In fact, the little guys will always outperform the professionals, so long as they don't try to compete

To many, the prosecution of hedge fund chief Raj Rajaratnam was final evidence that the glory days of the small individual investor had passed. We already knew that amateur investors lacked the resources to match the research efforts of sophisticated institutions and hedge funds. The rise of automated trading systems that continually scan the markets and trade in time frames approaching microseconds introduced another dimension to the market that was well beyond the reach of individual investors. Then, we learned that well-connected hedge fund managers were paying for market information in surreptitious deals of which individual investors knew nothing at the time.
It is not surprising that many individual investors, and many pundits as well, concluded that the best course of action was to put one's money with a sophisticated hedge fund or go home. Amateurs could no longer possibly compete effectively in the modern marketplace.
Such views, though intuitively appealing, turn out to be completely wrong. In fact, if individual investors accept their limitations and act wisely, they will always outperform active professional investors on average! Furthermore, this surprising conclusion does not depend on complex economic arguments involving market efficiency or rationality: it is a direct result of basic arithmetic. A simple example illustrates why amateur investors should not despair.
Take all stock market investors and divide them into two groups: passive and active. The passive group is composed of individual investors who conclude that they possess neither the information nor the skills to compete with active professional investors. These passive investors buy an index fund designed to match movements in the market as a whole. Such funds are available at very low cost, because no active management is required. The active group consists of everyone else, but is composed primarily of active professional investors.
Now suppose in a given year that the market rises by 10%. The index fund, by construction, matches the market so passive individual investors earn 10%. But if the market goes up 10% and the passive group earns 10%, then the active group must also earn 10% because the market consists of active and passive investors.
For the active investors, however, this 10% does not include expenses. Active investing isn't cheap. These investors design and implement expensive computers systems, hire sophisticated traders (who get paid many millions of dollars), and/or pay people for inside tips. When these expenses are netted out the active group as a whole must earn less than 10%.
In other words, the professionals as a group must always underperform passive amateurs as a group. This holds whether the market rises or falls and whether the market is responding rationally or emotionally. The small individual investors as group will always outperform the Wall Street titans as a group, after expenses.
It should be stressed that this conclusion holds on a group-wide basis. Within the group of active investors, some will most likely have done much better than 10% (before expenses) and others much worse. If an individual investor ventures to enter the world of the active traders, then he or she will likely be part of the poorly performing subgroup due to the advantages sophisticated investors enjoy.

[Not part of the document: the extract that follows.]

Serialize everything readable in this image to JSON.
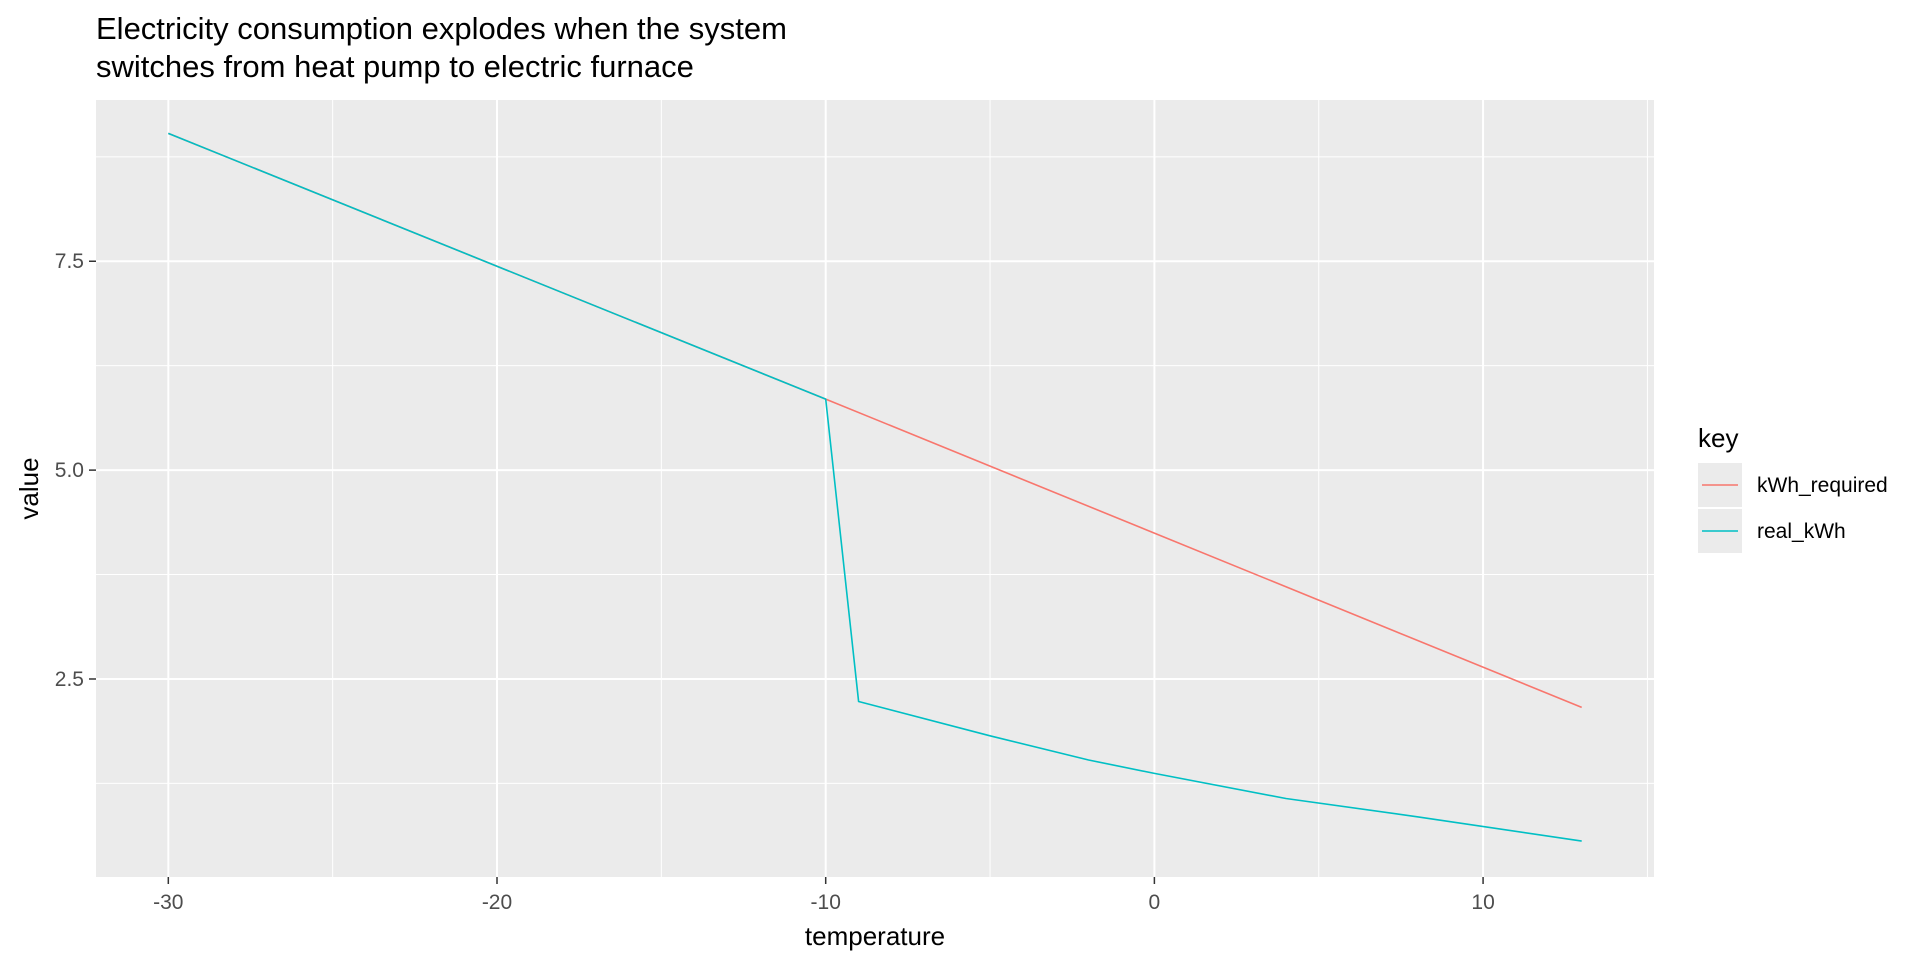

This analysis makes clear that the threat to the individual investor is not being in the market, it is actively playing the market. Small investors who passively hold a portfolio indexing the market can be assured that they will outperform active investors overall. However, should they decide to become active themselves, all bets are off. In this respect, fictional police officer Dirty Harry had some sage investment advice: "A man's got to know his limitations." If amateurs accept their limitations, stocks continue to be a wise investment.